The last thing people say when they wish to continue criminalizing and controlling people who use drugs is that we don’t have the necessary funds to offer support services. In Massachusetts, this is false. The Massachusetts marijuana market surpassed $2 billion this month, with the state collecting 17% in total taxes. The public cannot see where that money is going, but out of the appropriations we can follow, the vast majority is already being allocated to the Bureau of Substance Addiction Services. In other words, a mechanism to fund substance abuse services through the state’s rapidly growing cannabis tax revenue already exists. What’s required now is to remove the criminal penalties for drug possession and replace them with access to support services.
More than a hundred years ago, Massachusetts was the first state in the country to criminalize cannabis, which it called “Indian hemp.” Whether a substance is criminalized has nothing to do with science, evidence, or how dangerous the substance is.
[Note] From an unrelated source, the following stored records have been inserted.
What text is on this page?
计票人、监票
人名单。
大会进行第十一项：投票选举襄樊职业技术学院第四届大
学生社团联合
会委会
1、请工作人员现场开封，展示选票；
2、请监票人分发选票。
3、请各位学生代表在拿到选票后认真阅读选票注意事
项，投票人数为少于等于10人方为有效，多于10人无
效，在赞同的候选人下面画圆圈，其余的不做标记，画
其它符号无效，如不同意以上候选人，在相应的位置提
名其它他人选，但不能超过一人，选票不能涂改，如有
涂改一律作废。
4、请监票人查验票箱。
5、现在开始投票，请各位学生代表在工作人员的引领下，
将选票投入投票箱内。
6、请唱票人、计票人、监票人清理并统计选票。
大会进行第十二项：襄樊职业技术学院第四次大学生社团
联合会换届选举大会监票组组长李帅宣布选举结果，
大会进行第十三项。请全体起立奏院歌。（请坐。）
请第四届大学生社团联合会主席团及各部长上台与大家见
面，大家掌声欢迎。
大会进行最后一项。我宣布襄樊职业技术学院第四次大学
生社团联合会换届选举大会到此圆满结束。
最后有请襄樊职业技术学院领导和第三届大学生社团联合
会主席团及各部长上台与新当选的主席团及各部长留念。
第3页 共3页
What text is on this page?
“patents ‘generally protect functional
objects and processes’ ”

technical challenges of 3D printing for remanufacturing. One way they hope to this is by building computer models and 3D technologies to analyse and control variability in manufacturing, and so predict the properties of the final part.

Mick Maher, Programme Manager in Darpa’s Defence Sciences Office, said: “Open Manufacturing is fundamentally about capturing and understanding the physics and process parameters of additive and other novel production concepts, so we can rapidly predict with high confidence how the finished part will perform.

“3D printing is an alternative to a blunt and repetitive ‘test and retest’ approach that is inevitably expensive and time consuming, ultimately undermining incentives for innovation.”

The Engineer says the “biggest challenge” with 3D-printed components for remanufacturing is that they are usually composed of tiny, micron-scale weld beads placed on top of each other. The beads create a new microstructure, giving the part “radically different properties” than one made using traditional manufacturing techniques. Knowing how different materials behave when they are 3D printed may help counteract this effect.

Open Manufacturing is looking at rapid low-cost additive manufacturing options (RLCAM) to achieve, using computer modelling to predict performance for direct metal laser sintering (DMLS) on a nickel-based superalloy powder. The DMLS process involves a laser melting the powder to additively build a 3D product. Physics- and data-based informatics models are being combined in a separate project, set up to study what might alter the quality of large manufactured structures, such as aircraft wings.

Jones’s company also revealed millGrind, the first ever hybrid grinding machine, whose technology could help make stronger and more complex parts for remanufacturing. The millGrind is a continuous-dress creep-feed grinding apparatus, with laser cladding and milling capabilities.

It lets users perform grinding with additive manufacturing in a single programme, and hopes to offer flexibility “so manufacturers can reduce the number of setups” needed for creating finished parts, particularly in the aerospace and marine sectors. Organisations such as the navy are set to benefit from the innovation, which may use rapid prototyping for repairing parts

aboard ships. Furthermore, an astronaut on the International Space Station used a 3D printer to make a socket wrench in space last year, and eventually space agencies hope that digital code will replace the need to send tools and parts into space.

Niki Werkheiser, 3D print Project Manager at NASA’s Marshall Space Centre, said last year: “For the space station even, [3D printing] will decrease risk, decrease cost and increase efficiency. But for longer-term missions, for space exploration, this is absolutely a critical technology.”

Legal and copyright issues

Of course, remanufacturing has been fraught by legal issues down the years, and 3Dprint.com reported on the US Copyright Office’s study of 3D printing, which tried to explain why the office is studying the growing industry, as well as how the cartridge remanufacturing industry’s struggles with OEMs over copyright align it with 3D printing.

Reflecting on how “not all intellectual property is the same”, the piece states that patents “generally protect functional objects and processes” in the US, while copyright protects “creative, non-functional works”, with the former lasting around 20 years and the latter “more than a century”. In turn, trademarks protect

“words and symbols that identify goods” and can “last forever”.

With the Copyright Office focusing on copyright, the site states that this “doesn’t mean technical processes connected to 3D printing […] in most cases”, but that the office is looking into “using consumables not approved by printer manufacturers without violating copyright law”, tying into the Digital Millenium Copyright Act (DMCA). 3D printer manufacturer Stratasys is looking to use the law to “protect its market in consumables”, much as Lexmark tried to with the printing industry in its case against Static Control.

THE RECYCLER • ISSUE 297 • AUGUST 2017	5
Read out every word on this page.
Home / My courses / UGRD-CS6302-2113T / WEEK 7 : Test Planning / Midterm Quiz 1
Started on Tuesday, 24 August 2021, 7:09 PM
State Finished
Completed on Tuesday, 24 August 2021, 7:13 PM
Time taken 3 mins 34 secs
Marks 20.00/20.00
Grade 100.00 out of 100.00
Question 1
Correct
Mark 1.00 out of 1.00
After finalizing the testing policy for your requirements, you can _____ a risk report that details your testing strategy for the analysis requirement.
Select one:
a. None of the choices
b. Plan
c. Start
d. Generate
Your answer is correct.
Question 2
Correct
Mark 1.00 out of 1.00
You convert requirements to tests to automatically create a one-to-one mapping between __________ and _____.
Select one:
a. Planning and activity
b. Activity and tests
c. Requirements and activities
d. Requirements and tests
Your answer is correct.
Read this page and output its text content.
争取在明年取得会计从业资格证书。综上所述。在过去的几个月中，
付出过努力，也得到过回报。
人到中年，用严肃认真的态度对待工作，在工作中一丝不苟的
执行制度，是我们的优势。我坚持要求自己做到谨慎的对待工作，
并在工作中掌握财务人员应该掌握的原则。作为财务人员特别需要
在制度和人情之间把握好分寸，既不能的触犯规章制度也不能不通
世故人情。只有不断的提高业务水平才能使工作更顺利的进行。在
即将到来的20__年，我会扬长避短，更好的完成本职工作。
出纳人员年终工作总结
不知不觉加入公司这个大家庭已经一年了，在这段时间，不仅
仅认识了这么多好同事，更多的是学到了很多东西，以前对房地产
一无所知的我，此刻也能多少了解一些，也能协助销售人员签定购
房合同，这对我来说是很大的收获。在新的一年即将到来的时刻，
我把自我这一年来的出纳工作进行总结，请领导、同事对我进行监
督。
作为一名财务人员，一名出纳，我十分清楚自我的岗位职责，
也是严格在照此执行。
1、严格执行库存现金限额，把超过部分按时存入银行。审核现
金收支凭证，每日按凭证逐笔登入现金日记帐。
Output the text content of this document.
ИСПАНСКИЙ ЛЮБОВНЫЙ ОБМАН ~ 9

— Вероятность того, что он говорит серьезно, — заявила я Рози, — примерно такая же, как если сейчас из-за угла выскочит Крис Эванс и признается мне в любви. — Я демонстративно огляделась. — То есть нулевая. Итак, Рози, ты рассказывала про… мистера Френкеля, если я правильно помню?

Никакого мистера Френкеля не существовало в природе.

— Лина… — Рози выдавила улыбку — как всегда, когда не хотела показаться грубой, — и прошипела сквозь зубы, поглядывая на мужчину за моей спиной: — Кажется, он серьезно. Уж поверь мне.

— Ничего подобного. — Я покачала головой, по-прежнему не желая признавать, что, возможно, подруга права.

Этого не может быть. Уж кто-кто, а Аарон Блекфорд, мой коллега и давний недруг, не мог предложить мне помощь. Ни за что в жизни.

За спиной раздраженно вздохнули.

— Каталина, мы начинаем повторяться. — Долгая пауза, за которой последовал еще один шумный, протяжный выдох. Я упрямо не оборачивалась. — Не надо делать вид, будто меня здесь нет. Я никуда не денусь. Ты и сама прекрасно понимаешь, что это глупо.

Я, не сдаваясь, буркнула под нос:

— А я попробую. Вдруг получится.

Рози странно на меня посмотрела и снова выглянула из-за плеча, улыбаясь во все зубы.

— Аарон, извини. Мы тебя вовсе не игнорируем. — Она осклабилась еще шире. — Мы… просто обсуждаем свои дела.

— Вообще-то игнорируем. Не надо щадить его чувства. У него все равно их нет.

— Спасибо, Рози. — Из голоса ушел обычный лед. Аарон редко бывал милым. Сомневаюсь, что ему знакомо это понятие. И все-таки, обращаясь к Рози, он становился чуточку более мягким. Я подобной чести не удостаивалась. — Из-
It has to do with whether that drug was associated with Indigenous or Indian or Chinese or Mexican or other cultures in a way that could be used to scapegoat and subjugate Black and Brown people. When we acknowledge that, we can understand why, decades later, every study on the subject consistently shows that drug laws have been and continue to be enforced with massive racial disparities. These disparities have deep lasting consequences for communities for color both nationally and in Massachusetts. Handcuffs and cages should never have been brought into the equation for people who use and possess drugs. They are not tools of rehabilitation. The only reason they were was so they could be used as a tool to control and harm people of color. You now have the opportunity to right that generations-old wrong.